Kevin Morris’ most recent article of FPGA and Structured ASIC Journal makes a very humourous but interesting analogy between FPGA vs ASICs design battle and the battle that occured not so long ago between car cars vs horses as a mean of transportation :
“The new BMW 5-series sedan outperforms the horse and buggy in every important way. Your family will travel farther in a day and arrive less fatigued thanks to our superior cruising speed, climate-controlled cabin, and luxurious upholstery. It’s so much easier to use as well – no more hitching up the team before you start, and no more watering, feeding, and grooming at the end of the day. You just turn the key and drive away. Simple as that. So, before you snap up that new stallion you’ve been eyeing – consider a car instead.”
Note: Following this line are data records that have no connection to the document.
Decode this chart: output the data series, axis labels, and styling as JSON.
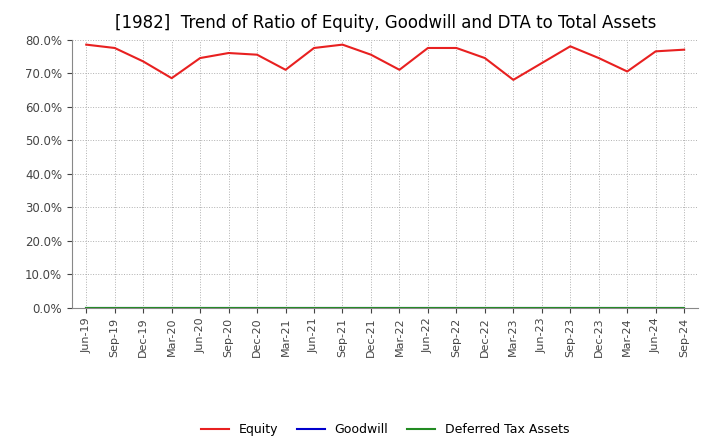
{
  "title": "[1982]  Trend of Ratio of Equity, Goodwill and DTA to Total Assets",
  "x_labels": [
    "Jun-19",
    "Sep-19",
    "Dec-19",
    "Mar-20",
    "Jun-20",
    "Sep-20",
    "Dec-20",
    "Mar-21",
    "Jun-21",
    "Sep-21",
    "Dec-21",
    "Mar-22",
    "Jun-22",
    "Sep-22",
    "Dec-22",
    "Mar-23",
    "Jun-23",
    "Sep-23",
    "Dec-23",
    "Mar-24",
    "Jun-24",
    "Sep-24"
  ],
  "equity": [
    78.5,
    77.5,
    73.5,
    68.5,
    74.5,
    76.0,
    75.5,
    71.0,
    77.5,
    78.5,
    75.5,
    71.0,
    77.5,
    77.5,
    74.5,
    68.0,
    73.0,
    78.0,
    74.5,
    70.5,
    76.5,
    77.0
  ],
  "goodwill": [
    0,
    0,
    0,
    0,
    0,
    0,
    0,
    0,
    0,
    0,
    0,
    0,
    0,
    0,
    0,
    0,
    0,
    0,
    0,
    0,
    0,
    0
  ],
  "dta": [
    0,
    0,
    0,
    0,
    0,
    0,
    0,
    0,
    0,
    0,
    0,
    0,
    0,
    0,
    0,
    0,
    0,
    0,
    0,
    0,
    0,
    0
  ],
  "equity_color": "#e82020",
  "goodwill_color": "#0000cd",
  "dta_color": "#228b22",
  "ylim": [
    0,
    80
  ],
  "yticks": [
    0,
    10,
    20,
    30,
    40,
    50,
    60,
    70,
    80
  ],
  "background_color": "#ffffff",
  "grid_color": "#b0b0b0",
  "title_fontsize": 12,
  "axis_label_fontsize": 8.5,
  "tick_fontsize": 8.0,
  "legend_labels": [
    "Equity",
    "Goodwill",
    "Deferred Tax Assets"
  ],
  "legend_fontsize": 9
}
Morris’ article gets interesting at the end where he points out that applications that can benefit from hardware programmability are subject to profound change :
“FPGA companies are defending against this attack, of course, by equipping their devices with both hard- and soft-core processors so that they can reap the advantages of software programmability as well. The outcome of that game, however, will probably be determined by the existence of design requirements that mandate hardware programmability – features where software cannot deliver the performance or power efficiency required. Designs with these sorts of requirements will remain in the sweet spot of FPGA, while general-purpose embedded platforms have a better-than-even chance of winning where software alone can do the job.”
This is obviously the case with power electronics applications.